The storm led to a tropical storm warnings for the Mexican coast from Puerto Ángel to Tecpan de Galeana. Officials gave Frank a hazard rating of intense for the Mexican Pacific, and strong for Baja California Sur. In Guerrero, Michoacán, and Jalisco, alerts were issued due to the threat of torrential rainfall.
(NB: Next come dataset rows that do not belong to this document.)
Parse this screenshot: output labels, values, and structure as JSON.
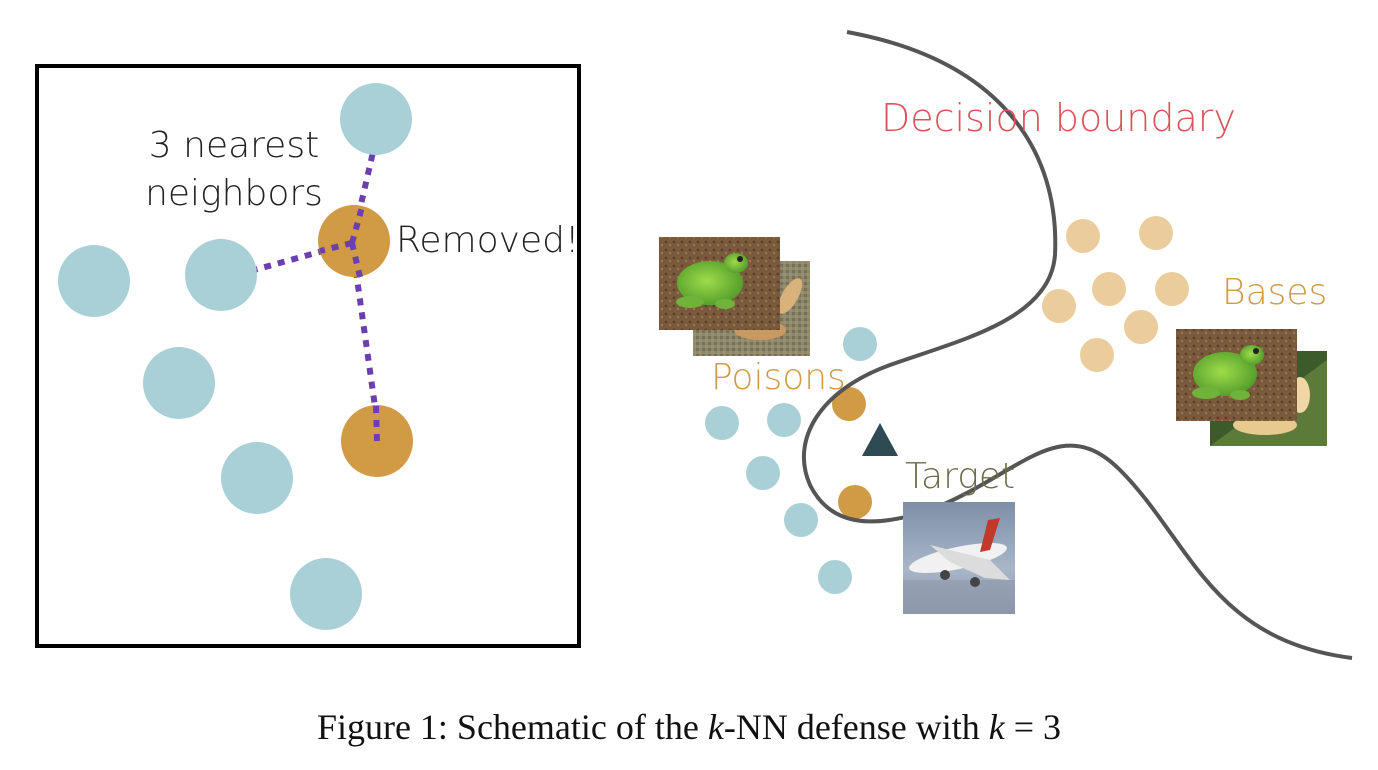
{
  "left_panel": {
    "label_line1": "3 nearest",
    "label_line2": "neighbors",
    "removed_label": "Removed!"
  },
  "right_panel": {
    "decision_boundary_label": "Decision boundary",
    "bases_label": "Bases",
    "poisons_label": "Poisons",
    "target_label": "Target"
  },
  "caption": {
    "prefix": "Figure 1: Schematic of the ",
    "k1": "k",
    "middle": "-NN defense with ",
    "k2": "k",
    "suffix": " = 3"
  },
  "colors": {
    "blue_point": "#a8d0d6",
    "orange_point": "#d19a45",
    "base_point": "#ebcc9c",
    "neighbor_line": "#6b3fb0",
    "boundary": "#555555",
    "target_marker": "#2e4a52",
    "decision_label": "#d9535b",
    "orange_label": "#d19a45",
    "target_label": "#6b6b4a"
  },
  "icons": {
    "poison_images": [
      "frog-image",
      "frog-noisy-image"
    ],
    "base_images": [
      "frog-image",
      "frog-leaf-image"
    ],
    "target_image": "airplane-image",
    "target_marker": "triangle-icon"
  }
}
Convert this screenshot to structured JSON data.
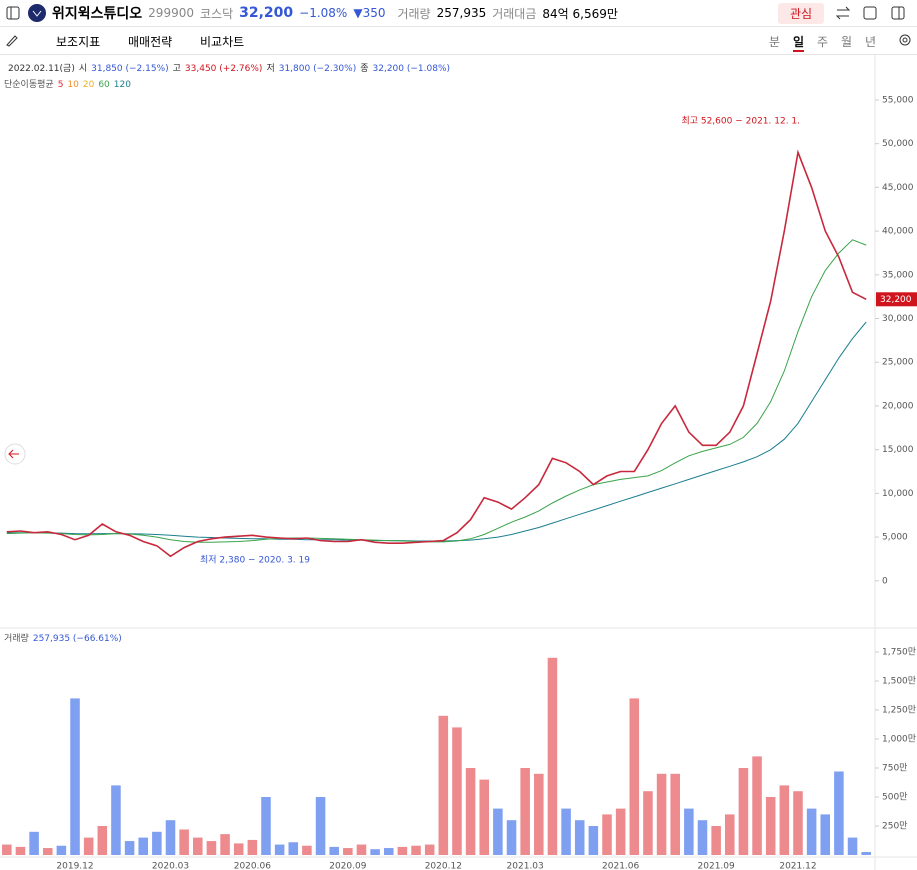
{
  "header": {
    "name": "위지윅스튜디오",
    "code": "299900",
    "market": "코스닥",
    "price": "32,200",
    "change_pct": "−1.08%",
    "change": "350",
    "volume_label": "거래량",
    "volume": "257,935",
    "amount_label": "거래대금",
    "amount": "84억 6,569만",
    "watch": "관심"
  },
  "toolbar": {
    "tools": [
      "보조지표",
      "매매전략",
      "비교차트"
    ],
    "periods": [
      "분",
      "일",
      "주",
      "월",
      "년"
    ],
    "active_period": 1
  },
  "info": {
    "date": "2022.02.11(금)",
    "open_label": "시",
    "open": "31,850 (−2.15%)",
    "high_label": "고",
    "high": "33,450 (+2.76%)",
    "low_label": "저",
    "low": "31,800 (−2.30%)",
    "close_label": "종",
    "close": "32,200 (−1.08%)"
  },
  "ma_legend": {
    "title": "단순이동평균",
    "items": [
      {
        "period": 5,
        "color": "#e5282c"
      },
      {
        "period": 10,
        "color": "#f08c2a"
      },
      {
        "period": 20,
        "color": "#e8b020"
      },
      {
        "period": 60,
        "color": "#3aa34a"
      },
      {
        "period": 120,
        "color": "#1a7f8e"
      }
    ]
  },
  "chart_data": {
    "type": "line",
    "categories": [
      null,
      null,
      null,
      null,
      null,
      "2019.12",
      null,
      null,
      null,
      null,
      null,
      null,
      "2020.03",
      null,
      null,
      null,
      null,
      null,
      "2020.06",
      null,
      null,
      null,
      null,
      null,
      null,
      "2020.09",
      null,
      null,
      null,
      null,
      null,
      null,
      "2020.12",
      null,
      null,
      null,
      null,
      null,
      "2021.03",
      null,
      null,
      null,
      null,
      null,
      null,
      "2021.06",
      null,
      null,
      null,
      null,
      null,
      null,
      "2021.09",
      null,
      null,
      null,
      null,
      null,
      "2021.12",
      null,
      null,
      null,
      null,
      null
    ],
    "series": [
      {
        "name": "종가",
        "color": "#c8283c",
        "values": [
          5600,
          5700,
          5500,
          5600,
          5300,
          4700,
          5200,
          6500,
          5600,
          5200,
          4500,
          4000,
          2800,
          3800,
          4500,
          4800,
          5000,
          5100,
          5200,
          5000,
          4900,
          4800,
          4900,
          4600,
          4500,
          4500,
          4700,
          4400,
          4300,
          4300,
          4400,
          4500,
          4600,
          5500,
          7000,
          9500,
          9000,
          8200,
          9500,
          11000,
          14000,
          13500,
          12500,
          11000,
          12000,
          12500,
          12500,
          15000,
          18000,
          20000,
          17000,
          15500,
          15500,
          17000,
          20000,
          26000,
          32000,
          40000,
          49000,
          45000,
          40000,
          37000,
          33000,
          32200
        ]
      },
      {
        "name": "60",
        "color": "#3aa34a",
        "values": [
          5400,
          5450,
          5500,
          5450,
          5400,
          5300,
          5250,
          5300,
          5400,
          5350,
          5200,
          5000,
          4700,
          4500,
          4400,
          4400,
          4450,
          4500,
          4600,
          4750,
          4850,
          4900,
          4900,
          4850,
          4800,
          4750,
          4700,
          4650,
          4600,
          4550,
          4500,
          4450,
          4450,
          4550,
          4800,
          5300,
          6000,
          6700,
          7300,
          8000,
          8900,
          9700,
          10400,
          11000,
          11300,
          11600,
          11800,
          12000,
          12600,
          13500,
          14300,
          14800,
          15200,
          15600,
          16400,
          18000,
          20500,
          24000,
          28500,
          32500,
          35500,
          37500,
          39000,
          38400
        ]
      },
      {
        "name": "120",
        "color": "#1a7f8e",
        "values": [
          5500,
          5500,
          5500,
          5480,
          5450,
          5400,
          5380,
          5400,
          5400,
          5380,
          5350,
          5300,
          5200,
          5100,
          5000,
          4950,
          4900,
          4850,
          4800,
          4800,
          4750,
          4750,
          4700,
          4700,
          4700,
          4650,
          4650,
          4600,
          4600,
          4600,
          4550,
          4550,
          4550,
          4600,
          4650,
          4800,
          5000,
          5300,
          5700,
          6100,
          6600,
          7100,
          7600,
          8100,
          8600,
          9100,
          9600,
          10100,
          10600,
          11100,
          11600,
          12100,
          12600,
          13100,
          13600,
          14200,
          15000,
          16200,
          18000,
          20500,
          23000,
          25500,
          27700,
          29600
        ]
      }
    ],
    "ylim": [
      -5400,
      59800
    ],
    "yticks": [
      0,
      {
        "value": 5000,
        "label": "5,000"
      },
      {
        "value": 10000,
        "label": "10,000"
      },
      {
        "value": 15000,
        "label": "15,000"
      },
      {
        "value": 20000,
        "label": "20,000"
      },
      {
        "value": 25000,
        "label": "25,000"
      },
      {
        "value": 30000,
        "label": "30,000"
      },
      {
        "value": 35000,
        "label": "35,000"
      },
      {
        "value": 40000,
        "label": "40,000"
      },
      {
        "value": 45000,
        "label": "45,000"
      },
      {
        "value": 50000,
        "label": "50,000"
      },
      {
        "value": 55000,
        "label": "55,000"
      }
    ],
    "price_tag": {
      "value": 32200,
      "label": "32,200",
      "color": "#d0141e"
    },
    "annotations": [
      {
        "text": "최고 52,600 − 2021. 12. 1.",
        "value": 52600,
        "color": "#d0141e"
      },
      {
        "text": "최저 2,380 − 2020. 3. 19",
        "value": 2380,
        "color": "#3457d5"
      }
    ],
    "volume": {
      "label": "거래량",
      "summary": "257,935 (−66.61%)",
      "up_color": "#ec8a8e",
      "down_color": "#7f9ff0",
      "values": [
        900000,
        700000,
        2000000,
        600000,
        800000,
        13500000,
        1500000,
        2500000,
        6000000,
        1200000,
        1500000,
        2000000,
        3000000,
        2200000,
        1500000,
        1200000,
        1800000,
        1000000,
        1300000,
        5000000,
        900000,
        1100000,
        800000,
        5000000,
        700000,
        600000,
        900000,
        500000,
        600000,
        700000,
        800000,
        900000,
        12000000,
        11000000,
        7500000,
        6500000,
        4000000,
        3000000,
        7500000,
        7000000,
        17000000,
        4000000,
        3000000,
        2500000,
        3500000,
        4000000,
        13500000,
        5500000,
        7000000,
        7000000,
        4000000,
        3000000,
        2500000,
        3500000,
        7500000,
        8500000,
        5000000,
        6000000,
        5500000,
        4000000,
        3500000,
        7200000,
        1500000,
        257935
      ],
      "ylim": [
        0,
        19570000
      ],
      "yticks": [
        {
          "value": 2500000,
          "label": "250만"
        },
        {
          "value": 5000000,
          "label": "500만"
        },
        {
          "value": 7500000,
          "label": "750만"
        },
        {
          "value": 10000000,
          "label": "1,000만"
        },
        {
          "value": 12500000,
          "label": "1,250만"
        },
        {
          "value": 15000000,
          "label": "1,500만"
        },
        {
          "value": 17500000,
          "label": "1,750만"
        }
      ]
    }
  }
}
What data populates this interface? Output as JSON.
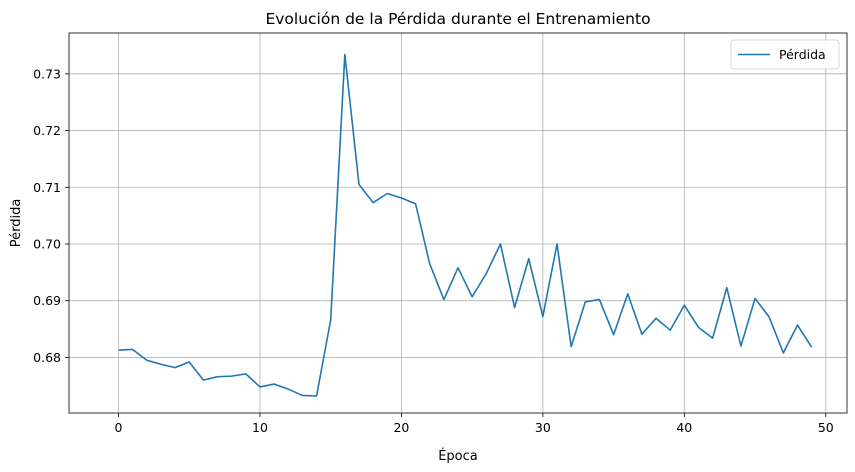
{
  "chart_data": {
    "type": "line",
    "title": "Evolución de la Pérdida durante el Entrenamiento",
    "xlabel": "Época",
    "ylabel": "Pérdida",
    "xlim": [
      -3.5,
      51.5
    ],
    "ylim": [
      0.6702,
      0.7372
    ],
    "xticks": [
      0,
      10,
      20,
      30,
      40,
      50
    ],
    "yticks": [
      0.68,
      0.69,
      0.7,
      0.71,
      0.72,
      0.73
    ],
    "ytick_labels": [
      "0.68",
      "0.69",
      "0.70",
      "0.71",
      "0.72",
      "0.73"
    ],
    "grid": true,
    "legend_position": "top-right",
    "colors": {
      "line": "#1f77b4",
      "grid": "#b0b0b0",
      "spine": "#000000"
    },
    "series": [
      {
        "name": "Pérdida",
        "x": [
          0,
          1,
          2,
          3,
          4,
          5,
          6,
          7,
          8,
          9,
          10,
          11,
          12,
          13,
          14,
          15,
          16,
          17,
          18,
          19,
          20,
          21,
          22,
          23,
          24,
          25,
          26,
          27,
          28,
          29,
          30,
          31,
          32,
          33,
          34,
          35,
          36,
          37,
          38,
          39,
          40,
          41,
          42,
          43,
          44,
          45,
          46,
          47,
          48,
          49
        ],
        "values": [
          0.6813,
          0.6814,
          0.6795,
          0.6788,
          0.6782,
          0.6792,
          0.676,
          0.6766,
          0.6767,
          0.6771,
          0.6748,
          0.6753,
          0.6744,
          0.6733,
          0.6732,
          0.6866,
          0.7334,
          0.7105,
          0.7073,
          0.7089,
          0.7081,
          0.7071,
          0.6965,
          0.6902,
          0.6958,
          0.6907,
          0.6948,
          0.7,
          0.6888,
          0.6974,
          0.6872,
          0.7,
          0.6819,
          0.6898,
          0.6902,
          0.684,
          0.6912,
          0.6841,
          0.6869,
          0.6848,
          0.6892,
          0.6853,
          0.6834,
          0.6923,
          0.682,
          0.6904,
          0.6871,
          0.6808,
          0.6857,
          0.6818
        ]
      }
    ]
  }
}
The maximum 24-hour rainfall total was 14 in in Miguel de la Madrid, Oaxaca. In addition, seven other sites received more than 4 in of rain in a 24-hour period. The storm also produced gusty conditions along the Mexican coast. In addition, a total of six deaths were reported. A total 30 homes were destroyed with 26 others damaged due to flooding. Two major roads were damaged with another road blocked due to a landslides. Several rivers overflowed their banks, thus causing 171 rural communities to be flooded in seven municipalities. In the state of Tabasco over 800,000 people were affected. The city of Villahermosa received the worst flood since 2007, and a total of 8,500 people were victims of the storm. In Oaxaca, four people were killed. A mudslide in the municipality of Totontepec Villa de Morelos caused two farmers to die. Another mudslide in Oaxaca caused six vehicles to drive off Federal Highway 182, causing two more deaths. A total of 60,000 people were homeless. Many communities were isolated as several bridges and roads were destroyed due to the heavy rainfall.

In the aftermath of the storm, the Mexican Army provided aid for the people affected. A total of 110 communities requested assistance from the government. By September 14, an estimated 200,000 food packages were distributed to the region. Damage repairs from Hurricane Frank totaled to 100 million pesos (US$8.3 million).